El zacahuil: el tamal gigante de un lúgubre origen (FOTOS)

El zacahuil es el tamal más grande del mundo, mide más de metro y medio y puede alimentar hasta 70 personas. Es originario de la Huasteca.

Inicialmente el mega tamal conocido como zacahuil era sinónimo de fiesta. Este puede alimentar hasta 70 personas y llega a medir más de un metro y medio de largo y pesar hasta 20 kilos. En la increíble región de la huasteca en México es común este platillo que es además en sí un acto comunitario: para prepararlo se reúnen decenas de personas en un convivio que resulta en unión social.
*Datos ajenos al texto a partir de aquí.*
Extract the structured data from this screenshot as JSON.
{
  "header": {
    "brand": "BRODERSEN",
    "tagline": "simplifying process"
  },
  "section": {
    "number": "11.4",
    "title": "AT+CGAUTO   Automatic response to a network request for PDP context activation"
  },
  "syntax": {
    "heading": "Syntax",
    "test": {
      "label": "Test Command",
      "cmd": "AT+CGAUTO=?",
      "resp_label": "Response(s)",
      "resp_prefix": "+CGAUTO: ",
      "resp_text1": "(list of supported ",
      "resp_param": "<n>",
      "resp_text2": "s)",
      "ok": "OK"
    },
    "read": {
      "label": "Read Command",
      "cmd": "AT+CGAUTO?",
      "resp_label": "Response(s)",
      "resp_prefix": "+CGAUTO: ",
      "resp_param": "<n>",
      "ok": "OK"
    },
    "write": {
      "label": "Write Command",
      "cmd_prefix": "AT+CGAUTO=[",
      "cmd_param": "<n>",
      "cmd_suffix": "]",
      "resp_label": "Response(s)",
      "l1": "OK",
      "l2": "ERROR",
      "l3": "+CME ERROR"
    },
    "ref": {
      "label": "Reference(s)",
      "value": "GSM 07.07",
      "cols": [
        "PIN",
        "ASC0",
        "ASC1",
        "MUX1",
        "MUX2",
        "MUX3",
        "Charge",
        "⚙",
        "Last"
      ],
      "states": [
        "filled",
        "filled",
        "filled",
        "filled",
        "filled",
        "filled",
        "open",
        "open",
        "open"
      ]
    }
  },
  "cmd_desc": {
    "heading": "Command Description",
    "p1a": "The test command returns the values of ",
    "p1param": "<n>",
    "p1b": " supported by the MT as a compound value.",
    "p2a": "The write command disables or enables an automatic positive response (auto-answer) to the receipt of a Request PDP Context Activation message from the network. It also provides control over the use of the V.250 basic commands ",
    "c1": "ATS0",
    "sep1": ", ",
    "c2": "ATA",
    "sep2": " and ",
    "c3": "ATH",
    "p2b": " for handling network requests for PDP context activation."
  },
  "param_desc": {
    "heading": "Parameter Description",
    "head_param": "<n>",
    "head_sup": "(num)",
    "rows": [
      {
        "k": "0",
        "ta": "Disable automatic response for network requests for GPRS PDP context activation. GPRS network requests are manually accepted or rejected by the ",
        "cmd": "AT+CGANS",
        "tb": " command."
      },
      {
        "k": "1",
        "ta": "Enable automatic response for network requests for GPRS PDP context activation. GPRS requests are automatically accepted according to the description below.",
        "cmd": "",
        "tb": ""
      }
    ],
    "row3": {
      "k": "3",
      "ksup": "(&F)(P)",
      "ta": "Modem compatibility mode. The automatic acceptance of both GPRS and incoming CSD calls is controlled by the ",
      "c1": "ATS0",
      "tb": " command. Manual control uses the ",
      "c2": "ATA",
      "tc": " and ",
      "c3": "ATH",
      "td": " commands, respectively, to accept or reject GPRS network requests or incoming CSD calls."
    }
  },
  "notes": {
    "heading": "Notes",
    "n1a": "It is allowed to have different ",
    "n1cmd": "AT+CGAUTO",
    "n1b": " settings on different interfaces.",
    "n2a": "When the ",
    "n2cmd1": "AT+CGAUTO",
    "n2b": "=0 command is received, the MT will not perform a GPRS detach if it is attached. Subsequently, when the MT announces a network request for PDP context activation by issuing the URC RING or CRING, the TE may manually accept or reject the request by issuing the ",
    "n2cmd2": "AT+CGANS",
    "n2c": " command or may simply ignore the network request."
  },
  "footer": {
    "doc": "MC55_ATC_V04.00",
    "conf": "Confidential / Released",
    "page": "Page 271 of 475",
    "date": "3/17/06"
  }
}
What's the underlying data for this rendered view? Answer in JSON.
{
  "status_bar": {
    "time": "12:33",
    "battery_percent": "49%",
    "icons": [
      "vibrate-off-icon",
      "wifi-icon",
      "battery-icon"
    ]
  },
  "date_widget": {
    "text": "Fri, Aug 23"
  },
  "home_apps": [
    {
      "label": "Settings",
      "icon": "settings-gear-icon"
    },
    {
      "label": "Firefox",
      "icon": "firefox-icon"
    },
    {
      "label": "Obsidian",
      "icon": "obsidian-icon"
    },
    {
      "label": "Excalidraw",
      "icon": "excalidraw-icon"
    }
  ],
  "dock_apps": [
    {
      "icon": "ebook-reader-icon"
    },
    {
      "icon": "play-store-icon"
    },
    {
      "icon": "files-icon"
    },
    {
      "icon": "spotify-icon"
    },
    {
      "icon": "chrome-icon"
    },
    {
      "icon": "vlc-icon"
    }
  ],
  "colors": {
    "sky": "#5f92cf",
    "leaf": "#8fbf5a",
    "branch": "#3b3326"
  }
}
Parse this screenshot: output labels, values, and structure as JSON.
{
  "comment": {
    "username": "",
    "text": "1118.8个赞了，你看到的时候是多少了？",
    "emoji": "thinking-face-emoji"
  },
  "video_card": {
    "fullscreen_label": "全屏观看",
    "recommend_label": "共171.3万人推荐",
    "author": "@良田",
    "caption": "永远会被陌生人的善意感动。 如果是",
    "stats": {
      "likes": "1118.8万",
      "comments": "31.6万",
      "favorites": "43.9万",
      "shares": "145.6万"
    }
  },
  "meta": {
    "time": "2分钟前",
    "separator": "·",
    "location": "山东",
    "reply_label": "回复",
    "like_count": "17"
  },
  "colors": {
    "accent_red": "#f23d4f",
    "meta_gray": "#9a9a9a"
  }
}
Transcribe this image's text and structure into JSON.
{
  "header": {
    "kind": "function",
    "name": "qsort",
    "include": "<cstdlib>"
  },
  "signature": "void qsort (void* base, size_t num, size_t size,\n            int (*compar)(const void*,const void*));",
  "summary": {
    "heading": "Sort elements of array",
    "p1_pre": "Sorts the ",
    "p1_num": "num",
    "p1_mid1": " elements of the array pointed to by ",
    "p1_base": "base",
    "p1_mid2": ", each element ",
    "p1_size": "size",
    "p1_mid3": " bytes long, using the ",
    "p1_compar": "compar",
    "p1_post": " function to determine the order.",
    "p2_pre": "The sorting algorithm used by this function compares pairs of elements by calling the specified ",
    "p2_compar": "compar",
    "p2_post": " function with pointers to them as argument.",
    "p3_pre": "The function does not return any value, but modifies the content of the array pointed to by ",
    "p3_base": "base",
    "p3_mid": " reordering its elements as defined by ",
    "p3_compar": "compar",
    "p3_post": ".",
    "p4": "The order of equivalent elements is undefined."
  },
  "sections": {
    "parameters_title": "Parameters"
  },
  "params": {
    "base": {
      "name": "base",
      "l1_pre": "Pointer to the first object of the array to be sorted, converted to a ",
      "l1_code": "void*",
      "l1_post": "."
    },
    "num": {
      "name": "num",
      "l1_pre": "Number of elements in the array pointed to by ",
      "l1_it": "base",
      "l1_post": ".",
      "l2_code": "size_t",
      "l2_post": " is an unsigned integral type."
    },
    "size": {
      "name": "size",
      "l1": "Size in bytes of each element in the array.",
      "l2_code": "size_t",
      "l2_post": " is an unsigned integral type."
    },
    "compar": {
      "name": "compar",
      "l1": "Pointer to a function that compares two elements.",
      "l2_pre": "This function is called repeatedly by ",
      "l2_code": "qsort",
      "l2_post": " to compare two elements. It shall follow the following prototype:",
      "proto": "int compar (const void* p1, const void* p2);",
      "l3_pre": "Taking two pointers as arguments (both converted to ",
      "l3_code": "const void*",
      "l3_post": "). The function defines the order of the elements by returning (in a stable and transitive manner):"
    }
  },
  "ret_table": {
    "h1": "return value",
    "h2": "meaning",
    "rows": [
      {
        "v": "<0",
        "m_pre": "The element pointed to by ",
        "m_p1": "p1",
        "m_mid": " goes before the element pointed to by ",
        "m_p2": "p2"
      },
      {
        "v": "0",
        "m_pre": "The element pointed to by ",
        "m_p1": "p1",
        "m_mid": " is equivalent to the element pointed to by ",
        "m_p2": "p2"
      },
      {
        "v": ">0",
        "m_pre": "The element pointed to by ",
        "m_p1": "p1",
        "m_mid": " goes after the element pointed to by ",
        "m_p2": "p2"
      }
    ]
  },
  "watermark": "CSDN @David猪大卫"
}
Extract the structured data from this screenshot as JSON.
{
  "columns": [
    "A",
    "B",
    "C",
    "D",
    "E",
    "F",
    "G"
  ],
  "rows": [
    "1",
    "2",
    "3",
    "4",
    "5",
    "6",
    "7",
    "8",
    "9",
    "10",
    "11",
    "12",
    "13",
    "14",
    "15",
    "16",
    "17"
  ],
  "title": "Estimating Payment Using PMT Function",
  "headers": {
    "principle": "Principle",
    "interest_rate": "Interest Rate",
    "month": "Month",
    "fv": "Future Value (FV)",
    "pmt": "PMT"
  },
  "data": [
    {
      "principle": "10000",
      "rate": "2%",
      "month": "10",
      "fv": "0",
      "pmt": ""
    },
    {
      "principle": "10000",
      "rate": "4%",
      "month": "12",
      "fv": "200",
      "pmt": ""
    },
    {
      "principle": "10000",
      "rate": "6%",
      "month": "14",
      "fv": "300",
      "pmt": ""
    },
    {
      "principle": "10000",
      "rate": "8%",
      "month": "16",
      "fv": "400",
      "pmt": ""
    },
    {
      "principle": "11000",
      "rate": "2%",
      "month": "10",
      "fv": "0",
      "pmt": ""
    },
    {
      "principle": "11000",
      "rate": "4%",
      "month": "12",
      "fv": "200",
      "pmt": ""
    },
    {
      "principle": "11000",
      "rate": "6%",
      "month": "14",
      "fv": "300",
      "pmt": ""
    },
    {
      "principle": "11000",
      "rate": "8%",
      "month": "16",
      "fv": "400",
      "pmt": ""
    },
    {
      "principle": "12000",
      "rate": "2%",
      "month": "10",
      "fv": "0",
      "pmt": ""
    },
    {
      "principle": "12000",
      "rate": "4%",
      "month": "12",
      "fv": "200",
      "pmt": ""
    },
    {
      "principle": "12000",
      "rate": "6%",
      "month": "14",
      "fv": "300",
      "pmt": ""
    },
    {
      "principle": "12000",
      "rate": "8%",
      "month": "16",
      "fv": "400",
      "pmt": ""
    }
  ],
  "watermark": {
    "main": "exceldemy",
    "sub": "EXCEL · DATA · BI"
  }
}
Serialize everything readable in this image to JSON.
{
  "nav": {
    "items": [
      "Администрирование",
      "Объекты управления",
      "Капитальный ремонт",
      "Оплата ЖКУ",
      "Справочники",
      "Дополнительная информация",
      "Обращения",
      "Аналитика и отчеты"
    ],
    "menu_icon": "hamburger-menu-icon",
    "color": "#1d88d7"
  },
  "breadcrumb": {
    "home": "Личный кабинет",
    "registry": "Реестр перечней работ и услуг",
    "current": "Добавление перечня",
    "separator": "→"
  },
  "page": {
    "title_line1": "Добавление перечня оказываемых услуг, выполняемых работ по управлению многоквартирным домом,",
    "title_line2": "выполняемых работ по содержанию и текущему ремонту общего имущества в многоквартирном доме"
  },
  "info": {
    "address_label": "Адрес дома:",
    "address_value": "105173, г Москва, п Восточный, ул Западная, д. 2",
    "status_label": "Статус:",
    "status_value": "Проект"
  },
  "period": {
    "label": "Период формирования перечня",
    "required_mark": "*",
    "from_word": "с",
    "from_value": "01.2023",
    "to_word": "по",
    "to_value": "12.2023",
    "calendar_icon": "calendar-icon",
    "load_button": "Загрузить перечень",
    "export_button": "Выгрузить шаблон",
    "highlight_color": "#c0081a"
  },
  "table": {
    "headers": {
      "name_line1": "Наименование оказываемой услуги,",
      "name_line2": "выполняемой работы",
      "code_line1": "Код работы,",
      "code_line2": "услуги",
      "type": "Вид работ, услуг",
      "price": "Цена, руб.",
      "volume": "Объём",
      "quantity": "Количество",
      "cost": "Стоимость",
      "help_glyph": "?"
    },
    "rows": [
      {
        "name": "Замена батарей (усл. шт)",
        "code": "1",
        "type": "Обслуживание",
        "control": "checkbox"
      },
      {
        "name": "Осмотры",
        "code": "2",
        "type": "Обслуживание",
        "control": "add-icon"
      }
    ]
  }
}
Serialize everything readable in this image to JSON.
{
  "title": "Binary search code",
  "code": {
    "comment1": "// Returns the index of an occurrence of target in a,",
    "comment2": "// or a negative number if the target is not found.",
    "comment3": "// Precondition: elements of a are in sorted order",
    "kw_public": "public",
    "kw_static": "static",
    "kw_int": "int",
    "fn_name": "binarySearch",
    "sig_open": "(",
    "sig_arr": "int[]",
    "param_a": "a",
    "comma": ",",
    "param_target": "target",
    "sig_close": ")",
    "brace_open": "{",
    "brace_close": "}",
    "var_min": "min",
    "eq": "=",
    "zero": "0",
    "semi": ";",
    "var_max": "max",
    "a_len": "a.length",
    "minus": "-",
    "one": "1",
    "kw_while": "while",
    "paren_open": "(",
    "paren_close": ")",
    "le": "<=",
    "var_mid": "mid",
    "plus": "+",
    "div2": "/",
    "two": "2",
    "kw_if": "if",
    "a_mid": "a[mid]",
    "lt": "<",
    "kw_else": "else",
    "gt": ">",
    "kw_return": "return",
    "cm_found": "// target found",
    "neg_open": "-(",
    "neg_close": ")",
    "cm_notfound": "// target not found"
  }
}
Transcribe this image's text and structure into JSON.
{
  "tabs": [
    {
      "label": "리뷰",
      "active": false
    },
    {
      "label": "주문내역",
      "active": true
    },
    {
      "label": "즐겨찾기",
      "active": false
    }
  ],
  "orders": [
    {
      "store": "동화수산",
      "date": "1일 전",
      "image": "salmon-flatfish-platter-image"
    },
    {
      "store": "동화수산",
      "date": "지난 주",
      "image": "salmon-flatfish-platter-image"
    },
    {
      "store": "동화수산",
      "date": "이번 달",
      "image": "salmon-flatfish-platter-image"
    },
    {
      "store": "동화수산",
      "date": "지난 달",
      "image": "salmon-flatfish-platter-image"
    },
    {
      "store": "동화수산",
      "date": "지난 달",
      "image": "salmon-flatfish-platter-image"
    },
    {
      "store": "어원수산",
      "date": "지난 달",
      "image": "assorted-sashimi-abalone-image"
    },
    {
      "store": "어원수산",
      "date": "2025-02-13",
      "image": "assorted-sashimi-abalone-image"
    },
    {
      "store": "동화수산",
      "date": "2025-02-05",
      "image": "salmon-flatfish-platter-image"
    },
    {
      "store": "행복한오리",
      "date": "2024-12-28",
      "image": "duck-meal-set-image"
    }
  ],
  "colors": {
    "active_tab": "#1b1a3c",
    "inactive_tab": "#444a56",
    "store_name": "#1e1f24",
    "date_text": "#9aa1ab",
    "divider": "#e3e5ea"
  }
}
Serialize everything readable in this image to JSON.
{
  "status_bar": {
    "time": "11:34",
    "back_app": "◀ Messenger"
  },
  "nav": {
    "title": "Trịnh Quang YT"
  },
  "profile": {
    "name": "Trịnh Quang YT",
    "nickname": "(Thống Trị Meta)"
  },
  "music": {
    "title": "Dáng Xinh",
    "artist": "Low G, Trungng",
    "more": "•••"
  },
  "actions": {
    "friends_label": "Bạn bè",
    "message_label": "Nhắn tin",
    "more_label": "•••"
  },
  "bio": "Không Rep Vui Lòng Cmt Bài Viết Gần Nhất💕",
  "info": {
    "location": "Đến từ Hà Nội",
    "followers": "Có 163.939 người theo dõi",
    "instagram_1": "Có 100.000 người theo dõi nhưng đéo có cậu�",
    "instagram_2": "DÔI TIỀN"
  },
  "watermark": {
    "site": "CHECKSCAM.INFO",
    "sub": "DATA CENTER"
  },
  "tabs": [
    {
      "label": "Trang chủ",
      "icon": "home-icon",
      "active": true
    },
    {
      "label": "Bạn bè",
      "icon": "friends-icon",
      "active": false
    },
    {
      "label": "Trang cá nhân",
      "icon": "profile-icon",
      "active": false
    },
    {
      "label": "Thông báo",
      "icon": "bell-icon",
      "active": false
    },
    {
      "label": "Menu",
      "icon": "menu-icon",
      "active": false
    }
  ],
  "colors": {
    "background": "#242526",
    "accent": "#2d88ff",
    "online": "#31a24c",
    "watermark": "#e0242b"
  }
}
Para todo tipo de festividades: bautizos, carnavales, pero sobre todo en el tradicional Xantolo (fiesta de todos los santos celebrada el 1 y 2 de noviembre) este mega tamal es hecho como ofrenda para los difuntos. Su nombre viene del náhuatl y significa “bocado grande”.

En tiempos prehispánicos solía prepararse relleno de jabalí, venado, faisán, cordorniz, armadillo y vívora. Hoy se prepara generalmente relleno de pollo o puerco.

Leyenda

Se cuenta que el primer zacahuil se hizo con la carne de un líder mexica llamado Huehutli que había sometido a los huastecos y causado infinidad de atrocidades. Las mujeres comieron de este tamal, sobre todo las que habían sido ultrajadas por él, como medio para recuperar su honra. 

Modo de preparación

Se cuece en un horno horizontal de barro, o bien, en un hoyo en la tierra. Su masa de maíz es martajada con chile ancho, chile guajillo, chile pasilla, cebolla asada, ajo, manteca, diversas especias, polvos para hornear y piezas de carne de cerdo o guajolote. En esta masa deben quedar trozos sin moler (a diferencia del resto de los tamales). Su cocción puede tardar entre siete y doce horas.

Disponibilidad

Hoy, más allá de en las fiestas propias del área de la huasteca puede encontrarse en los mercados de los pueblos de esta zona. Suele servirse en grandes cantidades en un plato hondo; el tamal va arriba de un pedazo de hoja de plátano (con la que va envuelta el zacahuali).